Welcoming a new year can be exciting for some, but it can be bittersweet for others. On the one hand, it’s a clean slate that inspires us to leave the previous year’s troubles behind and start anew. On the other hand, it’s a reminder of the passage of time, which many of us don’t want to think about as we age.
While it’s true that life tends to become more difficult in many ways as we grow older, age does come with its perks, one of them being a propensity for resilience—the ability to recover from life’s setbacks. The longer we live, the more we build up our defenses against the world’s trials and tribulations, and with a little honing, this skill can become an incredibly powerful asset.
Here are some steps you can take to boost your resilience to enjoy a higher quality of life.
Take Care of Your Body
Illness and injury are an unfortunate fact of life, especially in older adults, but strong physical resilience makes health problems both quicker to recover from and less likely to come with long-lasting effects. There are two critical components to building and maintaining a resilient body: diet and exercise.
A diet designed for resilience should be rich in foods that promote a healthy immune system, and luckily, there is no shortage of tasty ingredients that meet this requirement. Citrus fruits, poultry, fish, broccoli, bell peppers, spinach, garlic, ginger, and nuts are all excellent ingredients to incorporate into your meals. With such a wide variety to choose from, a pro-resilience diet can be compatible with any palate.
There are also plenty of options to choose from when it comes to exercise. The specific workout routine you do doesn’t matter; what’s important is simply that you move your body regularly to keep it strong and flexible. If you’re looking for a place to start, try attending our upcoming virtual events focusing on balance and posture, the Feldenkrais Method, and balancing the Anahata chakra.
Keep Your Brain Sharp
As we will discuss in our January 19 Ask Anything Hour: Learn Ways How to Boost Your Psychological Resilience, a healthy brain is essential for resilience. A bit of good news is that staying physically active benefits the mind in addition to the body, so by working out, you’re already taking steps to improve your cognitive function.
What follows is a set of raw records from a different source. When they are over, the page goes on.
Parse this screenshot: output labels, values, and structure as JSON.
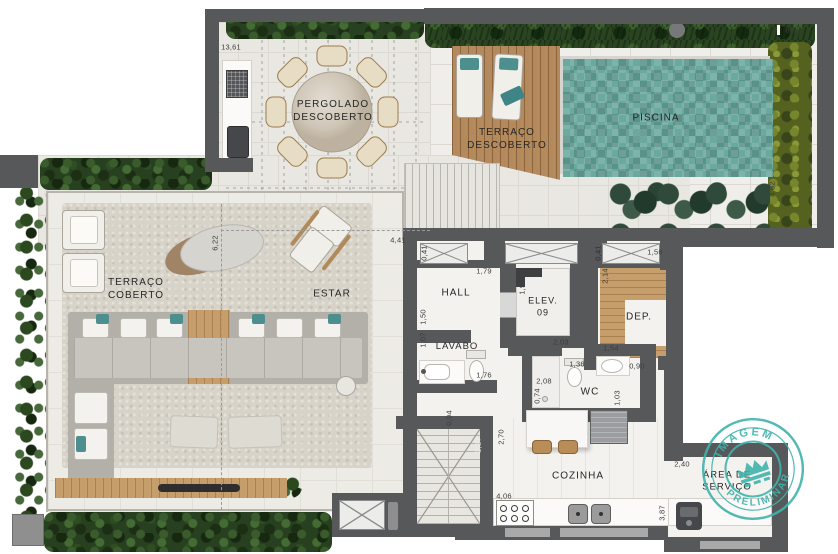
{
  "watermark": {
    "top": "IMAGEM",
    "bottom": "PRELIMINAR",
    "color": "#3fb3ab"
  },
  "rooms": {
    "pergolado": "PERGOLADO\nDESCOBERTO",
    "terraco_descoberto": "TERRAÇO\nDESCOBERTO",
    "piscina": "PISCINA",
    "terraco_coberto": "TERRAÇO\nCOBERTO",
    "estar": "ESTAR",
    "hall": "HALL",
    "elevador": "ELEV.\n09",
    "deposito": "DEP.",
    "lavabo": "LAVABO",
    "wc": "WC",
    "cozinha": "COZINHA",
    "area_servico": "ÁREA DE\nSERVIÇO"
  },
  "dims": {
    "terrace_top": "13,61",
    "pool_terrace_width": "8,98",
    "pool_terrace_depth": "4,82",
    "estar_width": "4,41",
    "living_depth": "6,22",
    "shaft_left": "0,41",
    "shaft_right": "0,41",
    "hall_width": "1,79",
    "dep_shaft": "1,56",
    "elev_depth": "1,97",
    "dep_depth": "2,14",
    "hall_depth": "1,50",
    "elev_width": "2,03",
    "dep_width": "1,54",
    "lavabo_depth": "1,07",
    "lavabo_width": "1,76",
    "wc_door": "1,36",
    "dep_door": "0,90",
    "shower_depth": "2,08",
    "shower_width": "0,74",
    "wc_depth": "1,03",
    "corridor_width": "0,94",
    "stair_width": "2,27",
    "kitchen_depth": "2,70",
    "area_servico_width": "2,40",
    "kitchen_width": "4,06",
    "kitchen_run": "3,87"
  },
  "colors": {
    "wall": "#57585a",
    "hedge_green": "#27401f",
    "pool_teal": "#6ba89e",
    "wood_tan": "#c69e6c",
    "watermark_teal": "#3fb3ab"
  }
}
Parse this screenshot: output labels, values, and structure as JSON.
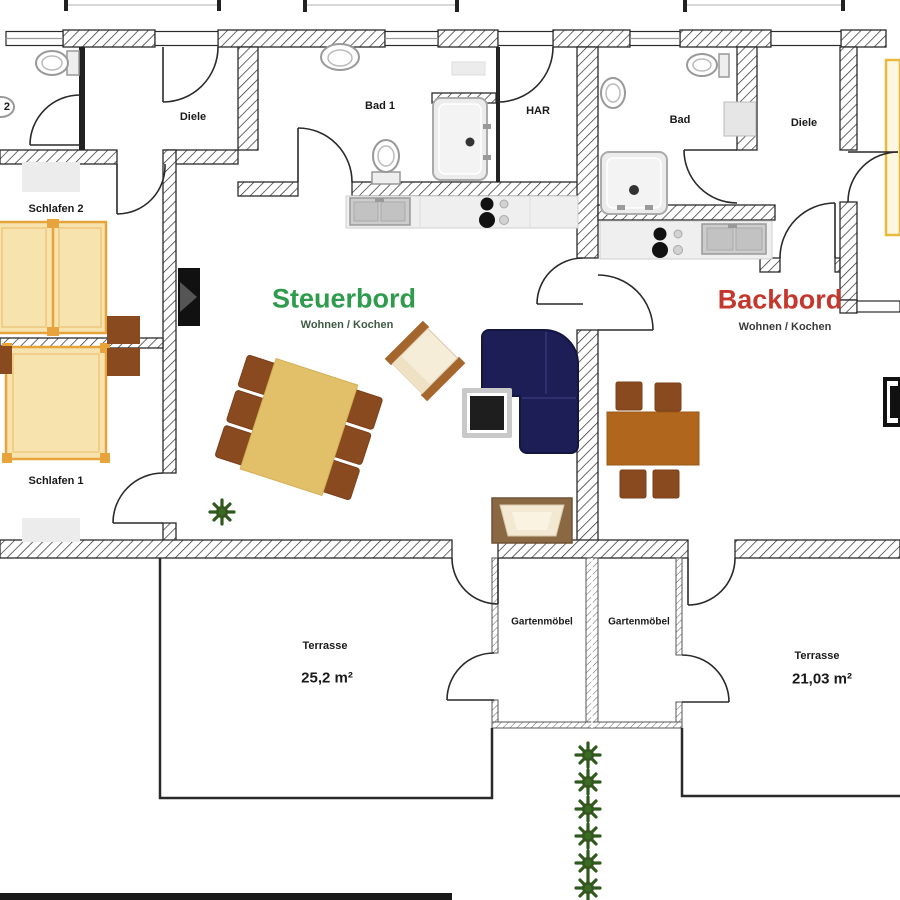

Some other activities that can help strengthen your brain include arts and crafts, writing in a journal, playing a musical instrument, listening to music, studying a new language, and playing the brain games on our website. Anything that keeps you mentally engaged promotes a savvy brain for strong resilience.
Find Sources of Inspiration
While a fit body and keen mind significantly improve resilience, these traits alone are not enough to bounce back from hardship. It’s challenging to find the motivation to keep moving forward in the face of adversity without willpower. Therefore, it can be said that inspiration is the most vital ingredient for resilience.
Sometimes inspiration takes the form of a greater sense of purpose: We want to live long lives for the sake of those who rely on us. Resilience means we can be there for our partners, children, grandchildren, pets, neighbors, friends, and everyone else whose lives are brightened by having us in them. Employment and volunteer work can also serve as powerful sources of resilience, as they make us feel as though we are making a difference worth fighting for.
Of course, inspiration doesn’t only come from what we give to the world; what we take away is equally important. Having a hobby you’re passionate about—whether it’s something you like to do alone or with others—gives you a reason to get out of bed in the morning, and that works wonders for your resilience. In addition to continuing to enjoy the activities you already know and love, consider expanding your horizons by attending one of the virtual events listed on our calendar or watching a video of one of our previous events.
Although the practices described above all contribute to a lifetime of resilience, a harsh truth needs to be addressed: No matter how healthy and resilient you may be, your body and mind aren’t the same as they were in your younger years. Achieving true resilience means making peace with this fact and thinking realistically.
The world around us is changing every day, and so are you, but those changes aren’t necessarily bad. As the old adage goes, when one door closes, another door opens. Accepting change as a natural and beautiful part of life enables you to become a more resilient person who can adapt to whatever challenges life throws your way.